Il rifiuto al rifornimento di tali farmaci da parte delle industrie farmaceutiche, dei grossisti di medicinali e dei farmacisti si configura pertanto come violazione di legge. Ancor più incomprensibile risulta il rifiuto visto che le farmacie, all’atto dell’acquisto non hanno l’obbligo di giustificarne le motivazioni e dunque le destinazioni.


Domanda nr. 7 Inserita il 08/06/2011
Domanda:

1) l’acquisto di medicinali per scorta del veterinario presuppone un autorizzazione dell’armadietto; il registro da utilizzare per il carico e scarico dei medicinali dell’armadietto può essere simile a quello utilizzato dagli allevatori per i trattamenti? 2) un libero professionista può trasportare nel suo automezzo, che usa per le visite domiciliari, tutti i farmaci conservati nell’armadietto?

Risposta:

In merito al quesito in generale si premette che la sua contestualizzazione, ai fini della risposta, sembra essere quella dell’ambito zooiatrico di un veterinario senza struttura.

Per quanto riguarda la prima parte del quesito è necessario precisare che la normativa non prevede un modello predefinito.
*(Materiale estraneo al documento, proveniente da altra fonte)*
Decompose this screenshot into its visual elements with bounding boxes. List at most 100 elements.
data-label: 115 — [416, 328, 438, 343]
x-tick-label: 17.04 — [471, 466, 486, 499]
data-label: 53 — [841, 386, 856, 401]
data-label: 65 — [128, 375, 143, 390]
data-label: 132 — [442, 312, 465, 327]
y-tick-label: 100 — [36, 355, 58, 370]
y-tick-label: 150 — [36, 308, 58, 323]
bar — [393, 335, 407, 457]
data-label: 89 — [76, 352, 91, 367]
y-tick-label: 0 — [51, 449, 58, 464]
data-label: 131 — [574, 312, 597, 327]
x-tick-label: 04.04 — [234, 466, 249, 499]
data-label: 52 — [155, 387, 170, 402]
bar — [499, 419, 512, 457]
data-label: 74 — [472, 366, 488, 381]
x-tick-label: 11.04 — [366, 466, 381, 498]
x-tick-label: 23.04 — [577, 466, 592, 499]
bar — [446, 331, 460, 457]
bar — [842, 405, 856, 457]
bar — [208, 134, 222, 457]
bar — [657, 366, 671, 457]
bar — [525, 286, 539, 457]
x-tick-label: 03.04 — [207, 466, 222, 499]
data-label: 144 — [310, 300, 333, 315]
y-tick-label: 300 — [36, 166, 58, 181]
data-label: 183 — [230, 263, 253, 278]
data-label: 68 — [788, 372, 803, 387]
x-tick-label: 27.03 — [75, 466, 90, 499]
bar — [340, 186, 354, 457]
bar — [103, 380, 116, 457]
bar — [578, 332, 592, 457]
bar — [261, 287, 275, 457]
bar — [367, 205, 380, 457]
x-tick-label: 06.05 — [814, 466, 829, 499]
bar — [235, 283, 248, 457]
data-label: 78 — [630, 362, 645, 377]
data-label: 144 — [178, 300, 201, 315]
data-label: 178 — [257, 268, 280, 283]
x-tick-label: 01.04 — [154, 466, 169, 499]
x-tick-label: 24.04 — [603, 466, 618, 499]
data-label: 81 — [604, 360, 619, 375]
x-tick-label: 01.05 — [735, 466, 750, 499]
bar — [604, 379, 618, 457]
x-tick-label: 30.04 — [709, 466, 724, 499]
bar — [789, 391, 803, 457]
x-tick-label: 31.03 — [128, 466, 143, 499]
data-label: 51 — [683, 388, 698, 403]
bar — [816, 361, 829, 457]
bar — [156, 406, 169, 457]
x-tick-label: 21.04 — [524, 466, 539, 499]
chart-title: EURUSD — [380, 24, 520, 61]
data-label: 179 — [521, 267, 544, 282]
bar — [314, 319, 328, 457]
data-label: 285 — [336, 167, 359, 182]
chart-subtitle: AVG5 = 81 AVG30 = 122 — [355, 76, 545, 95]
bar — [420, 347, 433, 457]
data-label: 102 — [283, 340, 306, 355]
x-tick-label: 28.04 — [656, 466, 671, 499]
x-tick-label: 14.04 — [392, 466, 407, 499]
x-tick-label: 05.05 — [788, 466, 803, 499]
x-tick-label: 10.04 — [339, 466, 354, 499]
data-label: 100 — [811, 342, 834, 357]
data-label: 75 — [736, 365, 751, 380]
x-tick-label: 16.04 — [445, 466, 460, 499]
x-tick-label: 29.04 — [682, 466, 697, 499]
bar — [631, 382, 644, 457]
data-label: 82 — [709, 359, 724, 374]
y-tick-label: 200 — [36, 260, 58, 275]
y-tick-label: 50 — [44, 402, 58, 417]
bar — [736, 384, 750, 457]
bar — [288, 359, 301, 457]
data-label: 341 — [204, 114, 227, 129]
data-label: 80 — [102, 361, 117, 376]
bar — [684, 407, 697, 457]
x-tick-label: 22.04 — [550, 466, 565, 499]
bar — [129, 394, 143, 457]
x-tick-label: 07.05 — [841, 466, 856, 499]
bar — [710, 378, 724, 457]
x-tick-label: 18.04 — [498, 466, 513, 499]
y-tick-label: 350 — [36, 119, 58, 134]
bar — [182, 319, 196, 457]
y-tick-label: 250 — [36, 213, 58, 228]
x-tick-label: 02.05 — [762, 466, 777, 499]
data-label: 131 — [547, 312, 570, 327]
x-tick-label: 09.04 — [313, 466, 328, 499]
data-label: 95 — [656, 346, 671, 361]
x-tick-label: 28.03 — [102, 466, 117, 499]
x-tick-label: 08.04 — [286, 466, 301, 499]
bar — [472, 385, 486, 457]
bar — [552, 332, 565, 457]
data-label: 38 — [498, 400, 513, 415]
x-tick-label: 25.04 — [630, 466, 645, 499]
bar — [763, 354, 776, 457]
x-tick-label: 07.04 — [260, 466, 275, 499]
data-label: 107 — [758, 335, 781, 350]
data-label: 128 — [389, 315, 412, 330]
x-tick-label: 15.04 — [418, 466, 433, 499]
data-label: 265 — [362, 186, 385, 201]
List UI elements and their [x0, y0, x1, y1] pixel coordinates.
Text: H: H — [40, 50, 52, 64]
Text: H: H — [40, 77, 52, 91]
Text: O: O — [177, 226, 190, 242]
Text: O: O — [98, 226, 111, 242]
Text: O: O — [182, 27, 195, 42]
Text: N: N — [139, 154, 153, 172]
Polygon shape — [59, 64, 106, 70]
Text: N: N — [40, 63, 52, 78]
Il veterinario dovrà dunque utilizzare un registro che gli consenta di trascrivere tutti i dati previsti che sono:

  • nell’ipotesi di trattare animali non destinati alla produzione di alimenti per l’uomo (non-DPA) l’obbligo del carico è assolto conservando per 3 anni la documentazione attestante l’acquisto.
    Nessuno scarico è previsto.  
  • nell’ipotesi di trattare anche animali destinati alla produzione di alimenti per l’uomo (DPA) la conservazione in entrata è la stessa vista sopra, mentre lo scarico dovrà invece essere annotato solo per l’uso dei medicinali su animali DPA.
    L’obbligo di registrazione riguarda l’annotazione del trattamento effettuato al fine del controllo della movimentazione del farmaco (giorno, quantità, azienda) e non richiede il riporto di tutti i dati previsti nel registro aziendale. Il registro dovrà essere conservato per almeno 5 anni dall’ultima annotazione.

 Alcune Regioni, per sopperire alla carenza legislativa in merito al modello di registro, hanno provveduto a proporne dei modelli che comunque non possono essere vincolanti atteso che il veterinario sarà comunque responsabile di verificare che siano conformi alla norma anche in virtù dell’ipotesi di operare fuori dal contesto della Regione di residenza.

Il registro andrà vidimato da parte del Servizio Veterinario della ASL competente per il territorio in cui viene dichiarata la detenzione della scorta.   

In merito al secondo quesito, e rispondendo all’ipotesi della scorta zooiatrica e non di una struttura veterinaria, non ci sono preclusioni al trasporto anche di tutti i farmaci, in quanto è evidente che le scorte di medicinali vengono costituite per essere utilizzate e nell’ambito di tale utilizzo è compreso anche quello a domicilio. Rimane inteso che a fine giornata le scorte vadano riposte nel locale e nei luoghi autorizzati alla detenzione.